Именно это для меня важно в буддизме — это убеждает не протестовать против неизбежности. И речь идет не о повседневном смирении, а о глубокой мудрости — о том, чтобы не тратить силы на то, что вам неподвластно, а сосредоточиться на том, что от вас зависит. Но нам приходится делать такой выбор каждый день.

Можете ли вы рассказать нам, какой выбор был для вас самым важным?

Вернитесь в Лондон, конечно. После двух десятилетий в США. Когда я закончил снимать основные сезоны «Секретных материалов». Собрал вещи и переехал с Пайпер в Лондон. Потому что я понял: мне всегда не хватало настоящего дома. Ощущения, что я дома, у меня не было с 11 лет, с того момента, как мы покинули нашу нелепую квартирку в Харринги на севере Лондона… там ванная была во дворе, представляете?

Я не чувствовал себя как дома ни в Гранд-Рапидсе со своими родителями, ни в Чикаго, ни в Нью-Йорке, ни в Лос-Анджелесе.
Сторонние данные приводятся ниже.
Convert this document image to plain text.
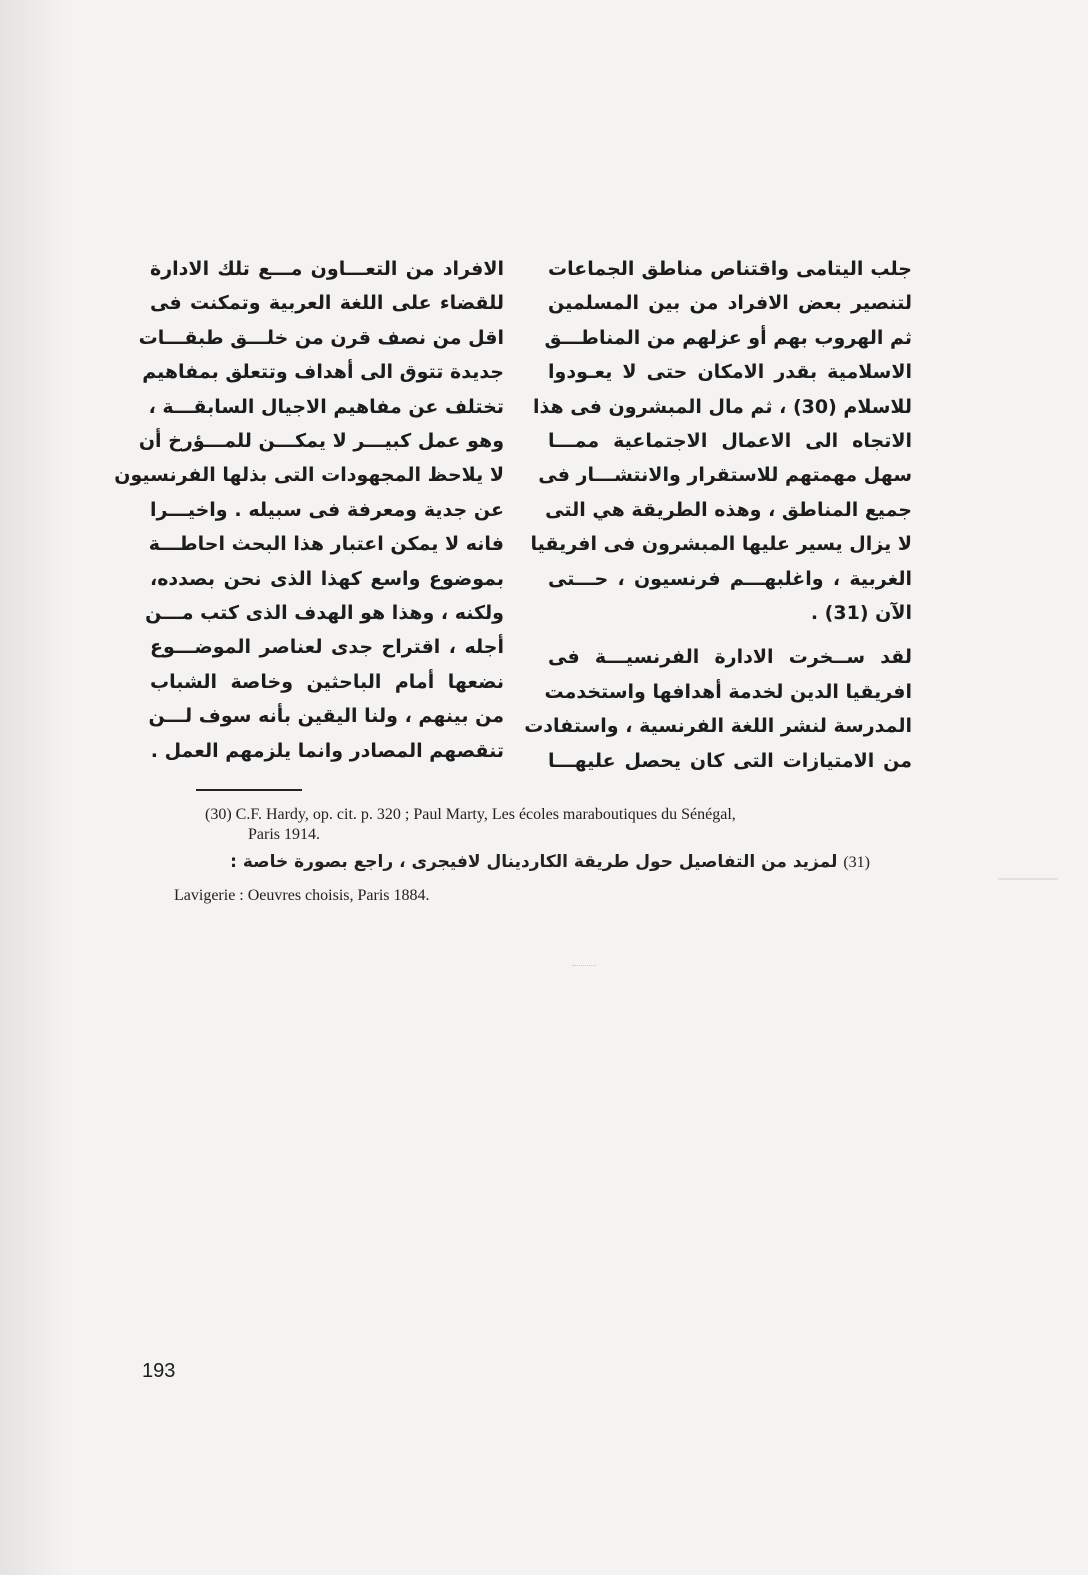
جلب اليتامى واقتناص مناطق الجماعات
لتنصير بعض الافراد من بين المسلمين
ثم الهروب بهم أو عزلهم من المناطـــق
الاسلامية بقدر الامكان حتى لا يعـودوا
للاسلام (30) ، ثم مال المبشرون فى هذا
الاتجاه الى الاعمال الاجتماعية ممـــا
سهل مهمتهم للاستقرار والانتشـــار فى
جميع المناطق ، وهذه الطريقة هي التى
لا يزال يسير عليها المبشرون فى افريقيا
الغربية ، واغلبهـــم فرنسيون ، حـــتى
الآن (31) .
لقد ســخرت الادارة الفرنسيـــة فى
افريقيا الدين لخدمة أهدافها واستخدمت
المدرسة لنشر اللغة الفرنسية ، واستفادت
من الامتيازات التى كان يحصل عليهـــا
الافراد من التعـــاون مـــع تلك الادارة
للقضاء على اللغة العربية وتمكنت فى
اقل من نصف قرن من خلـــق طبقـــات
جديدة تتوق الى أهداف وتتعلق بمفاهيم
تختلف عن مفاهيم الاجيال السابقـــة ،
وهو عمل كبيـــر لا يمكـــن للمـــؤرخ أن
لا يلاحظ المجهودات التى بذلها الفرنسيون
عن جدية ومعرفة فى سبيله . واخيـــرا
فانه لا يمكن اعتبار هذا البحث احاطـــة
بموضوع واسع كهذا الذى نحن بصدده،
ولكنه ، وهذا هو الهدف الذى كتب مـــن
أجله ، اقتراح جدى لعناصر الموضـــوع
نضعها أمام الباحثين وخاصة الشباب
من بينهم ، ولنا اليقين بأنه سوف لـــن
تنقصهم المصادر وانما يلزمهم العمل .
(30) C.F. Hardy, op. cit. p. 320 ; Paul Marty, Les écoles maraboutiques du Sénégal,
Paris 1914.
(31) لمزيد من التفاصيل حول طريقة الكاردينال لافيجرى ، راجع بصورة خاصة :
Lavigerie : Oeuvres choisis, Paris 1884.
193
Только когда я приехал в Лондон. Однако я не скажу, что мне не нравится Америка. Я люблю. В нем столько трогательной откровенности…

Знаете, «Гусий остров», паб в Чикаго, где я работала официанткой после театральной школы, называл одно из своих сортов пива «Джиллиан». В честь меня. Раньше его называли бельгийским пэйл-элем, а теперь его называют Джиллиан. Знак признания так же хорош, как «Эмми» или «Золотой глобус», верно?